I Did It All for the Cookie

My manager, Hank, is the Man as far as the store is concerned. Having worked there since time immortal, customers know to come for him to know what’s good in the store. It’s automatic with him while I’m over here wracking my brain for just the right pitch to make sure more people look at Dan Slott’s Thing. Suffice it to say… we don’t see eye to eye all the time and I have a bad habit of proclaiming ‘Well, maybe because I’m a girl, but…’ on a few things. Let it be known that he started it all those years ago with stupid Straczynski’s Amazing Spider-Man.

Anyways, my firm stance on Civil War and Spidey’s Big Reveal has put us at odds again. Chatting during dead time, he mentioned an old Newsarama article that talked about Superman and Lois and whether or not baby should make three. As he is a big proponent of the end of Spider-Man’s marriage, I asked him why Kal-El and Lois get to talk kids while Heaven help us Peter Parker should be saddled with matrimony. Something was mentioned of Clark being more ‘All American’ and I said something about ‘And Spidey isn’t?’ and oh, it was on.

Honestly, I live for working on days like this.
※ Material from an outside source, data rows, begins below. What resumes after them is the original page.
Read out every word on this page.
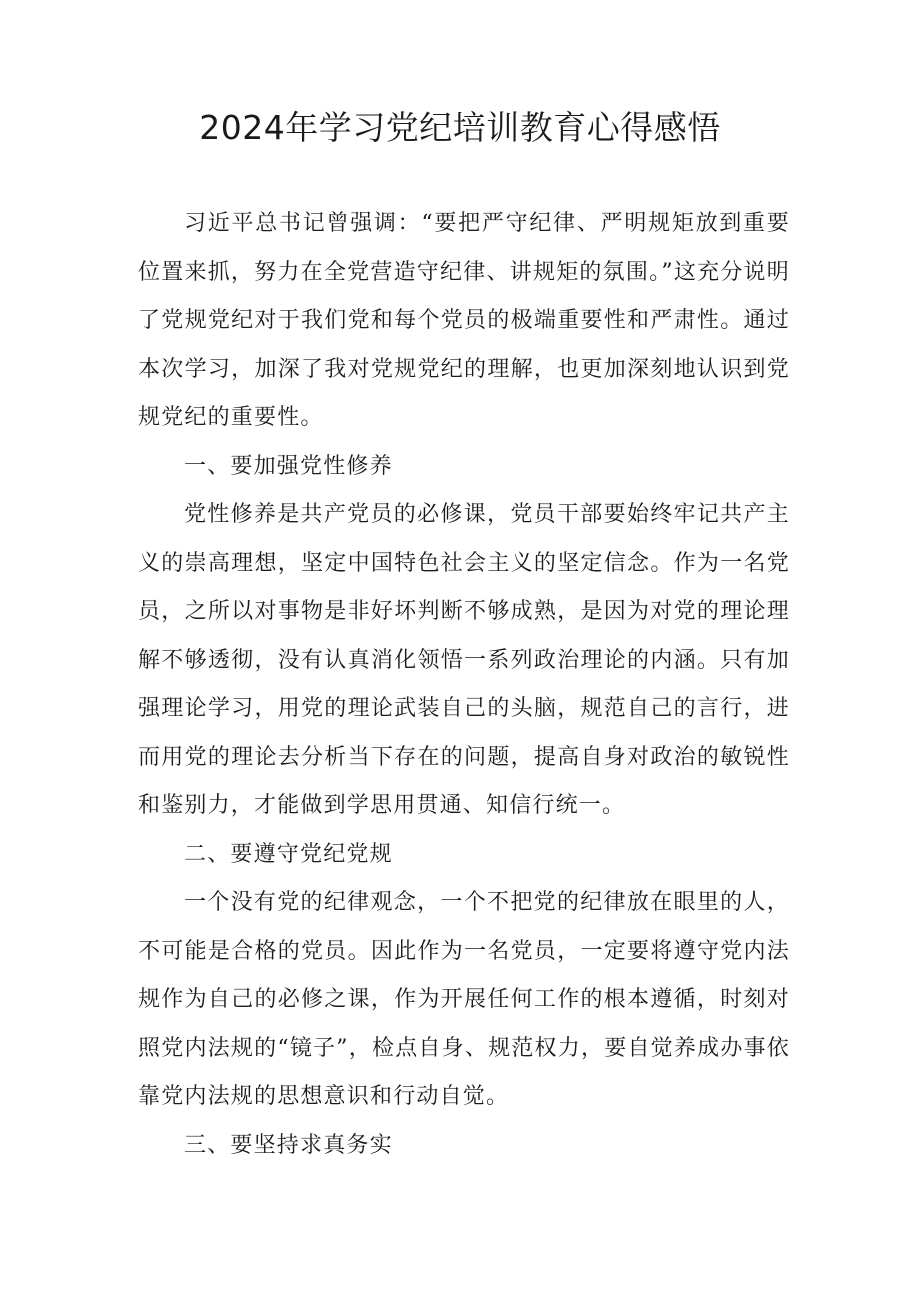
2024年学习党纪培训教育心得感悟

习近平总书记曾强调：“要把严守纪律、严明规矩放到重要位置来抓，努力在全党营造守纪律、讲规矩的氛围。”这充分说明了党规党纪对于我们党和每个党员的极端重要性和严肃性。通过本次学习，加深了我对党规党纪的理解，也更加深刻地认识到党规党纪的重要性。

一、要加强党性修养

党性修养是共产党员的必修课，党员干部要始终牢记共产主义的崇高理想，坚定中国特色社会主义的坚定信念。作为一名党员，之所以对事物是非好坏判断不够成熟，是因为对党的理论理解不够透彻，没有认真消化领悟一系列政治理论的内涵。只有加强理论学习，用党的理论武装自己的头脑，规范自己的言行，进而用党的理论去分析当下存在的问题，提高自身对政治的敏锐性和鉴别力，才能做到学思用贯通、知信行统一。

二、要遵守党纪党规

一个没有党的纪律观念，一个不把党的纪律放在眼里的人，不可能是合格的党员。因此作为一名党员，一定要将遵守党内法规作为自己的必修之课，作为开展任何工作的根本遵循，时刻对照党内法规的“镜子”，检点自身、规范权力，要自觉养成办事依靠党内法规的思想意识和行动自觉。

三、要坚持求真务实
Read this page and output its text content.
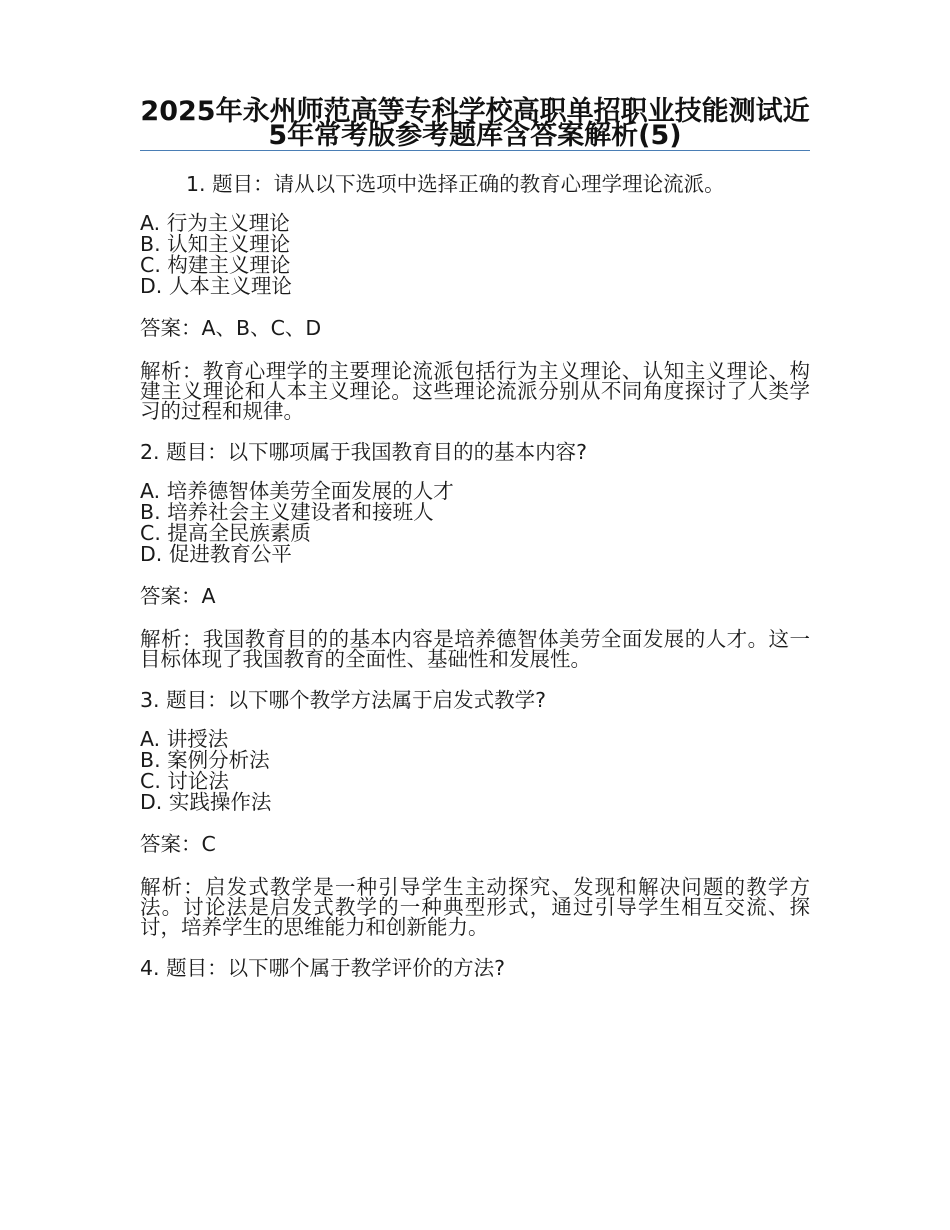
2025年永州师范高等专科学校高职单招职业技能测试近5年常考版参考题库含答案解析(5)

1. 题目：请从以下选项中选择正确的教育心理学理论流派。

A. 行为主义理论
B. 认知主义理论
C. 构建主义理论
D. 人本主义理论

答案：A、B、C、D

解析：教育心理学的主要理论流派包括行为主义理论、认知主义理论、构建主义理论和人本主义理论。这些理论流派分别从不同角度探讨了人类学习的过程和规律。

2. 题目：以下哪项属于我国教育目的的基本内容?

A. 培养德智体美劳全面发展的人才
B. 培养社会主义建设者和接班人
C. 提高全民族素质
D. 促进教育公平

答案：A

解析：我国教育目的的基本内容是培养德智体美劳全面发展的人才。这一目标体现了我国教育的全面性、基础性和发展性。

3. 题目：以下哪个教学方法属于启发式教学?

A. 讲授法
B. 案例分析法
C. 讨论法
D. 实践操作法

答案：C

解析：启发式教学是一种引导学生主动探究、发现和解决问题的教学方法。讨论法是启发式教学的一种典型形式，通过引导学生相互交流、探讨，培养学生的思维能力和创新能力。

4. 题目：以下哪个属于教学评价的方法?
Basically, my point was that given everything that’s been going on with the poor guy, Peter Parker needs to keep some form of happiness in his life. Let’s face it, he’s not exactly the poster child for happy sunshine days and yes, I know he became a hero out of tragedy and that he can’t be happy all the time, but you know? That’s not what defines him. He’s a hero. He perseveres and wins the day for us in a little adolescent power fantasy. If you keep kicking him, killing him, giving him back loved ones only to take them away, adding new powers and on and on without giving him a break or a breather or what I termed ‘a cookie’, some sort of reward for surviving all this instead of ‘hey, here’s the next big tragedy!’…

To use a pro-wrestling analogy, there was a guy in the WWE who’s gimmick was that he would always lose, then throw a tantrum.  Sure, he was a heel on the show and we weren’t supposed to like him, but the whole act just got old.  The start might have had us interested as to how he was going to lose this time, but too much just got to be boring.  The wrestler lost some cred with the fans too, as he became ‘the losing guy’.  Spider-Man should not be the losing guy.  Divorcing him from his wife (as that has worked so well in the Marvel Universe in the past) or worse, making him a widower, and maybe it’s because I’m the girl at the store and are far fonder of a romantic angle on characters… I just think Spider-Man will lose more than he would gain in the long run.

‘But he’s living in a mansion!,’ I was told. ‘He’s got a father figure in his life in the form of Tony Stark!  He’s a teacher!  He’s married to a supermodel!  How could he not have a good life?’  Because, said I, the Avengers are disassembling again, Tony Stark maybe a father figure, but one who put him in a very bad position and has certainly hindered as much as helped, it’s been a long time since we’ve seen him do any teaching (an awesome story angle I always liked) and you’re the ones saying he should be divorced!   Spider-Man needs to win, something, anything at this point.  There hasn’t been a good ol’ fashioned Stilt Man comeuppance or a basic bank robbery in forever!  Just give the man a cookie.

Then Jon said he was hungry for cookies and it all just got sort of set aside.

3 Comments

  1. CalvinPitt
    Posted July 18, 2006 at 7:20 am | Permalink

    Exactly. Thank you. Marvel could at least depict Peter just going out and web-swinging and climbing walls for stress relief, because it’s been established he finds that enjoyable.

  2. Posted July 18, 2006 at 10:04 am | Permalink

    I’d settle for ‘Hey, I found a quarter! Neat.’ at this point. The Marvel Romance books were nice but they were their own little stories over there while the big plot engine of one problem after another was still rolling along. There’s dramatic licence and there’s just COME ON!

  3. Starwolf
    Posted July 19, 2006 at 9:15 am | Permalink

    Peter doesn’t even go out web-swinging to “clear his head” anymore. He goes “on patrol” almost like he’s a cop or (dare I say it) Batman. Yes, Spider-Man looking for a crook to catch or someone to rescue is him being responsible with his powers, but it can get a little tiresome and also make Peter Parker less interesting.

    While these are just comic books and if we have Spider-Man take his power and responsbility too seriously, we edge into Miracleman territory (as someone said on another blog) or Daredevil establishing himself as “the new Kingpin.”